An argument Parker brought up during her lecture was that the entire concept of sports is to test athletic ability and not the ability of modern technology.

Recent revelations in sport enhancing drugs and genetic enhancement have caused the athlete to no longer be the one responsible for his or her successes.

“(Success) does not result from an age or a developed ability, which is the point of the competition or test, ” Parker said. “Rather, it results from an external factor, the ability of one’s body to efficiently utilize a drug.”

Parker continued, arguing that society must focus on disadvantages over advantages, and a society must decide which social disadvantages should be prevented from undermining equality of opportunity.

“All theories of justice seek to eliminate at least some formal and informal barriers to the exercise of one’s abilities,” Parker said.

Historically, sports do ban items, such as steroids and polyurethane swimsuits, because these items give athletes unfair advantages.

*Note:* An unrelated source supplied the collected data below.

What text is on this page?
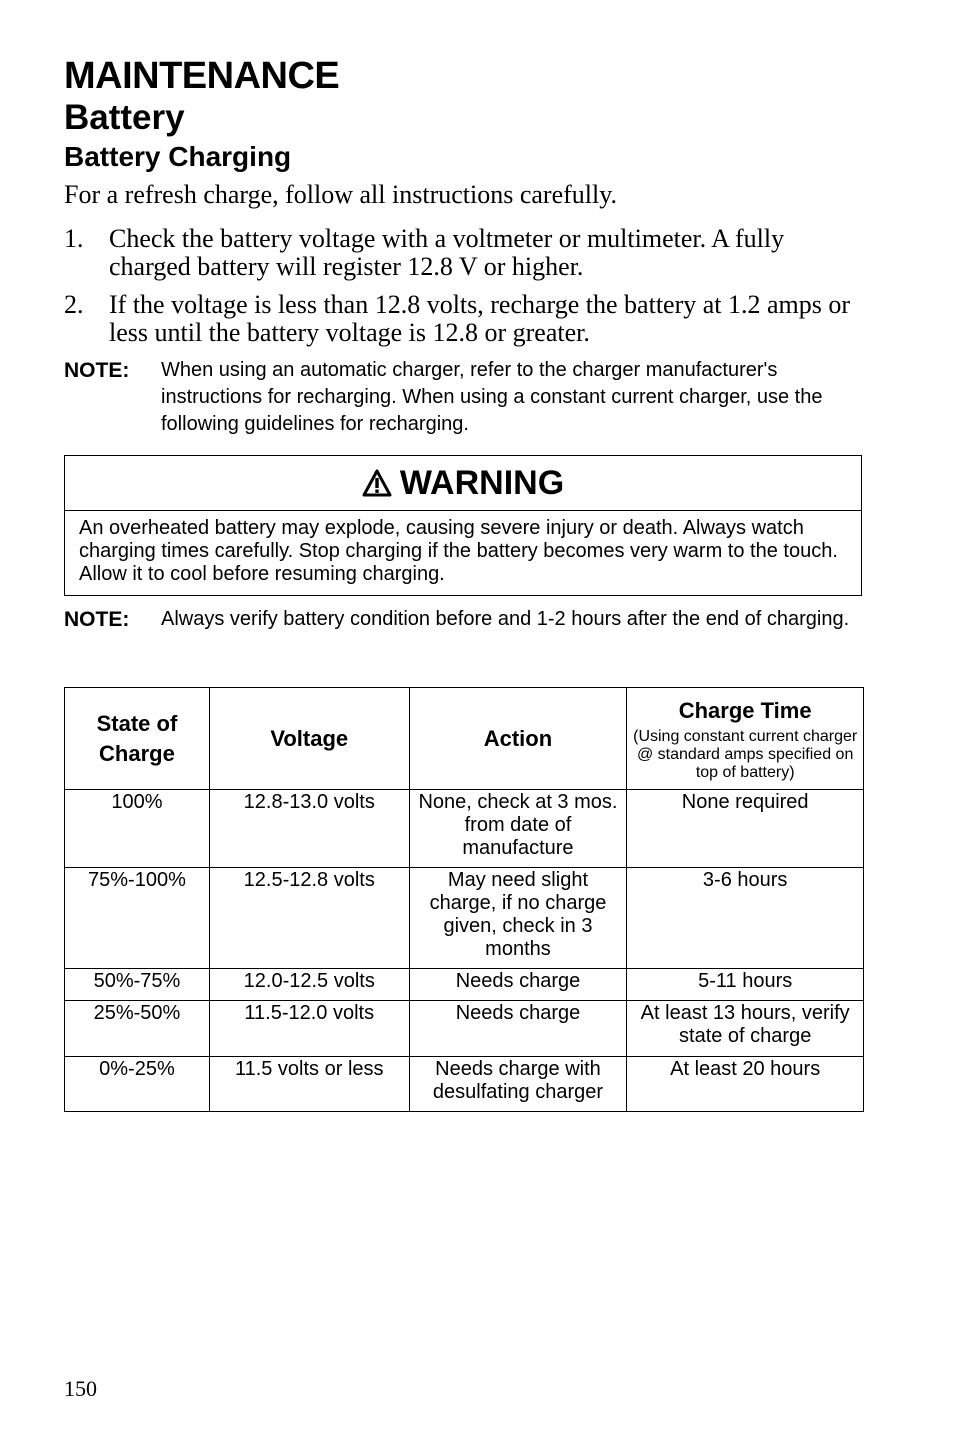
MAINTENANCE
Battery
Battery Charging

For a refresh charge, follow all instructions carefully.

1. Check the battery voltage with a voltmeter or multimeter. A fully charged battery will register 12.8 V or higher.
2. If the voltage is less than 12.8 volts, recharge the battery at 1.2 amps or less until the battery voltage is 12.8 or greater.
NOTE: When using an automatic charger, refer to the charger manufacturer's instructions for recharging. When using a constant current charger, use the following guidelines for recharging.
WARNING
An overheated battery may explode, causing severe injury or death. Always watch charging times carefully. Stop charging if the battery becomes very warm to the touch. Allow it to cool before resuming charging.
NOTE: Always verify battery condition before and 1-2 hours after the end of charging.
State of Charge	Voltage	Action	Charge Time
(Using constant current charger @ standard amps specified on top of battery)

100%	12.8-13.0 volts	None, check at 3 mos. from date of manufacture	None required
75%-100%	12.5-12.8 volts	May need slight charge, if no charge given, check in 3 months	3-6 hours
50%-75%	12.0-12.5 volts	Needs charge	5-11 hours
25%-50%	11.5-12.0 volts	Needs charge	At least 13 hours, verify state of charge
0%-25%	11.5 volts or less	Needs charge with desulfating charger	At least 20 hours
150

However, there are no restrictions on other things, like how much coaching an athlete can receive or the quality of shoes a tennis player can wear.

“We have to decide how we are going to treat future genetic enhancement,” Parker said. “Now we can go on to argue that whether the enterprise of sport can consistently justify its decision with genetic enhancement will depend both on the decision that is made and on what view of individual effort we can ultimately maintain.”

Individual effort, including grit and determination, is often considered to be well within the individual’s control, according to Parker. However, Parker did suggest that many components of individual effort are actually not in the individual’s control and are actually influenced by unjust social practices that are beyond the individual’s control.

“It takes a village,” Parker said. “It takes privilege and a village that works behind the effort.”

The World Anti-Doping Agency, which is an International Olympic Committee initiative, does currently have a ban on genetic modification that restricts anyone with genetic modification from participating in sports.

“The question then becomes, can we tell whether you have been genetically modified as opposed to the product of natural evolution?” Parker said.